Le 18 juin 2019
Volume 37, Numéro 6
Maisons abandonnées
Opinion

Maisons abandonnées

La semaine dernière je m'y suis décidé, j'ai pris un rendez-vous à la banque. Ayant quelques notions d'économie, une fibre entrepreneuriale qui tend à s'exprimer et un certain stress quant à l'avenir de ma profession, je me suis décidé à garder un œil attentif à mes finances plutôt que d'attendre que le pire arrive et accuser l'univers d'en être responsable.

Ce qui est particulier à la Caisse, c'est qu'on vous accueille dans un respect quasi religieux. Comme s'il y avait quelque chose de noble avec l'argent. Moi personnellement je me lave les mains à chaque fois que j'y touche... 

Bref, j'ai placé un peu d'argent. Pas grand-chose, mais je serai content de l'avoir dans cinq ans lorsqu'il aura «travaillé» un peu. Peut-être pour finir mon programme universitaire sans stress, financer un projet qui me tient à cœur, qui sait? 

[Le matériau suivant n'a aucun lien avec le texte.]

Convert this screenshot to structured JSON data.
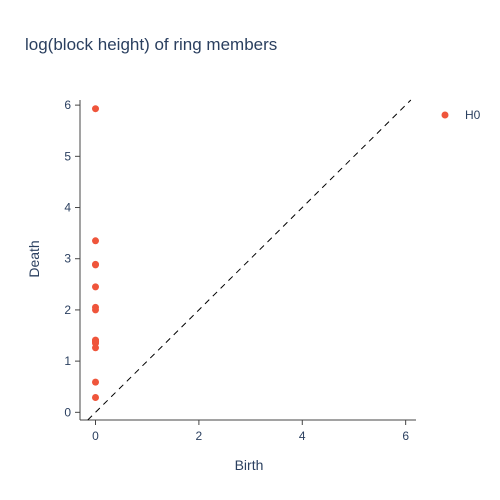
{
  "chart_data": {
    "type": "scatter",
    "title": "log(block height) of ring members",
    "xlabel": "Birth",
    "ylabel": "Death",
    "xlim": [
      -0.3,
      6.2
    ],
    "ylim": [
      -0.15,
      6.1
    ],
    "x_ticks": [
      0,
      2,
      4,
      6
    ],
    "y_ticks": [
      0,
      1,
      2,
      3,
      4,
      5,
      6
    ],
    "grid": false,
    "legend_position": "top-right",
    "diagonal_line": true,
    "series": [
      {
        "name": "H0",
        "color": "#EF553B",
        "x": [
          0,
          0,
          0,
          0,
          0,
          0,
          0,
          0,
          0,
          0,
          0,
          0,
          0,
          0
        ],
        "y": [
          0.29,
          0.59,
          1.26,
          1.35,
          1.41,
          2.0,
          2.05,
          2.45,
          2.88,
          2.89,
          3.35,
          5.93,
          1.39,
          1.38
        ]
      }
    ]
  }
}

«Monsieur votre note de crédit est très bonne. Lorsque vous voudrez chercher pour une hypothèque, ça devrait bien aller» m'annonçait la bonne femme enceinte jusqu'aux oreilles. 

Une hypothèque. Vingt-cinq ans à payer à la banque. Je me suis retenu pour ne pas rire. Et quoi encore? Une retraite et des REER? Sur le coup, je ne me sentais pas tellement concerné et pas seulement parce que c'est seulement mon 22e printemps cette année. 

Je ne suis pas devin. Mais la seule chose que je sais, c'est que j'ignore ce que me réserve le futur, côté professionnel, dans le prochain quart de siècle. 

Bien sûr, comme plusieurs, j'aimerais ça être propriétaire. Tant qu'à passer le balai, autant le faire chez soi que dans un endroit loué. 

Une hypothèque c'est aussi un acte de foi. Faire confiance à son employeur, à sa profession et à sa santé pour tenir le coup. En 2019, ce sont des variables hasardeuses. La plupart des emplois des décennies à venir n'existent pas encore et rares seront ceux qui prendront leur retraite au même endroit où ils ont débuté leur carrière.  Personnellement je ne m'en plains pas. J'en fais simplement le constat. 

J'ai profité des jours qui ont suivi pour régler un lot de trucs administratifs désagréables et longs. Une fois ma liste de choses à faire vidée, nous avons décidé, moi et ma copine, d'aller faire un tour dans la campagne, près de la frontière américaine.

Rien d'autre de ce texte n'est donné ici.